De los “monitos” al sexo en la casa. ¿Por qué fascina Gran Hermano, el programa más exitoso de la TV?
Con más de 20 puntos de rating promedio, los números sorprenden en un contexto de bajo encendido en la pantalla chica; el reality cautiva a distintos perfiles de público: el segmento adulto también se sube al fenómeno; la “realidad” televisada funciona como un imán no solo en la Argentina
Guillermo Courau
No fue el primero, pero se lo considera el “padre de los realities”, aun cuando el uso del vocablo en inglés sea más bien una convención. En Gran Hermano no hay ni “realidad” ni “realidades”, pero sí una suma de conductas editadas y concentradas en un grupo de adolescentes tardíos que se adaptan a la pulsión social del momento, formando un reflejo más o menos parecido a lo que se supone es “la vida real”. Una de las claves parece estar allí: una ficción construida con personas comunes frente a las que la audiencia no puede evitar tomar partido.

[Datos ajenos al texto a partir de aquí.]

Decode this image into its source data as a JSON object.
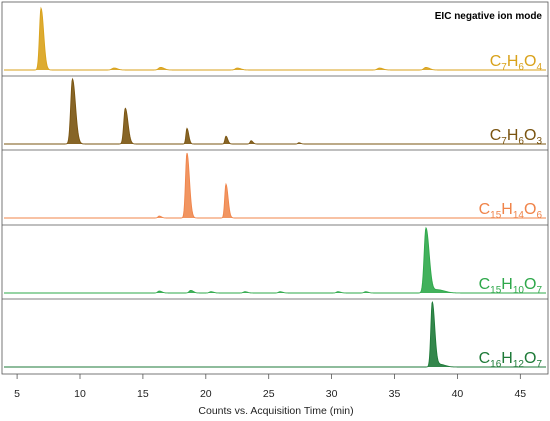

Todo ello con el lenguaje y los límites propios de un programa de televisión, el mejor de todos de acuerdo a los más de 20 puntos de rating en promedio que cosecha en cada una de sus emisiones desde su estreno en octubre último. El mismo que cuando se presiente obsoleto vuelve, y otra vez pone en jaque las verdades reveladas sobre el futuro de la pantalla chica y el consumo de la audiencia.
Y por supuesto se trata también de un negocio formidable, que se va a exprimir hasta que no le quede ni una gota de sangre, sudor o lágrimas, a costa de la paciencia del público y de los jugadores, hartos de estar hartos de verse las caras 24 horas al día.

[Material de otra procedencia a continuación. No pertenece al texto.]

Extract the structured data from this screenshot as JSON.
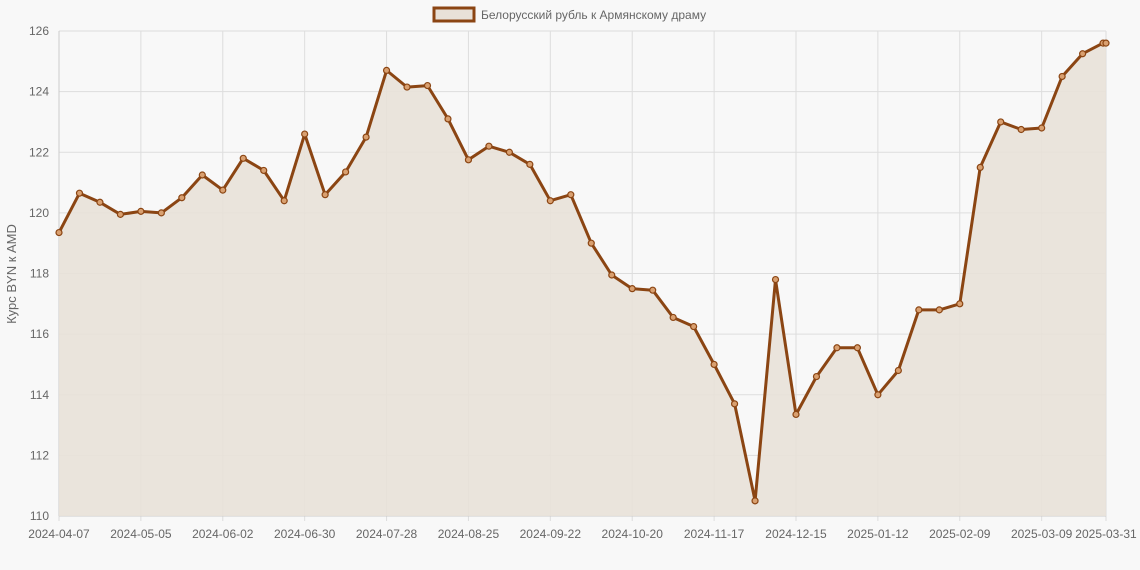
{
  "colors": {
    "line": "#8b4513",
    "fill": "#e8e1d8",
    "grid": "#dddddd",
    "background": "#f8f8f8",
    "text": "#666666"
  },
  "chart_data": {
    "type": "area",
    "title": "",
    "xlabel": "",
    "ylabel": "Курс BYN к AMD",
    "ylim": [
      110,
      126
    ],
    "yticks": [
      110,
      112,
      114,
      116,
      118,
      120,
      122,
      124,
      126
    ],
    "xtick_labels": [
      "2024-04-07",
      "2024-05-05",
      "2024-06-02",
      "2024-06-30",
      "2024-07-28",
      "2024-08-25",
      "2024-09-22",
      "2024-10-20",
      "2024-11-17",
      "2024-12-15",
      "2025-01-12",
      "2025-02-09",
      "2025-03-09",
      "2025-03-31"
    ],
    "legend_position": "top-center",
    "grid": true,
    "series": [
      {
        "name": "Белорусский рубль к Армянскому драму",
        "x": [
          "2024-04-07",
          "2024-04-14",
          "2024-04-21",
          "2024-04-28",
          "2024-05-05",
          "2024-05-12",
          "2024-05-19",
          "2024-05-26",
          "2024-06-02",
          "2024-06-09",
          "2024-06-16",
          "2024-06-23",
          "2024-06-30",
          "2024-07-07",
          "2024-07-14",
          "2024-07-21",
          "2024-07-28",
          "2024-08-04",
          "2024-08-11",
          "2024-08-18",
          "2024-08-25",
          "2024-09-01",
          "2024-09-08",
          "2024-09-15",
          "2024-09-22",
          "2024-09-29",
          "2024-10-06",
          "2024-10-13",
          "2024-10-20",
          "2024-10-27",
          "2024-11-03",
          "2024-11-10",
          "2024-11-17",
          "2024-11-24",
          "2024-12-01",
          "2024-12-08",
          "2024-12-15",
          "2024-12-22",
          "2024-12-29",
          "2025-01-05",
          "2025-01-12",
          "2025-01-19",
          "2025-01-26",
          "2025-02-02",
          "2025-02-09",
          "2025-02-16",
          "2025-02-23",
          "2025-03-02",
          "2025-03-09",
          "2025-03-16",
          "2025-03-23",
          "2025-03-30",
          "2025-03-31"
        ],
        "values": [
          119.35,
          120.65,
          120.35,
          119.95,
          120.05,
          120.0,
          120.5,
          121.25,
          120.75,
          121.8,
          121.4,
          120.4,
          122.6,
          120.6,
          121.35,
          122.5,
          124.7,
          124.15,
          124.2,
          123.1,
          121.75,
          122.2,
          122.0,
          121.6,
          120.4,
          120.6,
          119.0,
          117.95,
          117.5,
          117.45,
          116.55,
          116.25,
          115.0,
          113.7,
          110.5,
          117.8,
          113.35,
          114.6,
          115.55,
          115.55,
          114.0,
          114.8,
          116.8,
          116.8,
          117.0,
          121.5,
          123.0,
          122.75,
          122.8,
          124.5,
          125.25,
          125.6,
          125.6
        ]
      }
    ]
  }
}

¿Alcanza lo anterior para responder por qué es el programa más exitoso de la TV argentina? ¿O por qué despierta la misma fascinación hoy que hace 21 años, cuando Telefe puso en el aire la primera edición con Soledad Silveyra en el rol que luego ocupó Jorge Rial, y hoy tiene a cargo Santiago del Moro?
Y siendo aún más específicos: ¿realmente es la actual la misma fascinación que aquella? Porque ni la audiencia ni la sociedad son las mismas y, sin embargo, ahí están los “valientes”, los “hermanitos” o los “jugadores”, listos para hacer más o menos lo mismo de siempre en un entorno con sutiles diferencias: donde antes había una vaca, ahora hay un gimnasio.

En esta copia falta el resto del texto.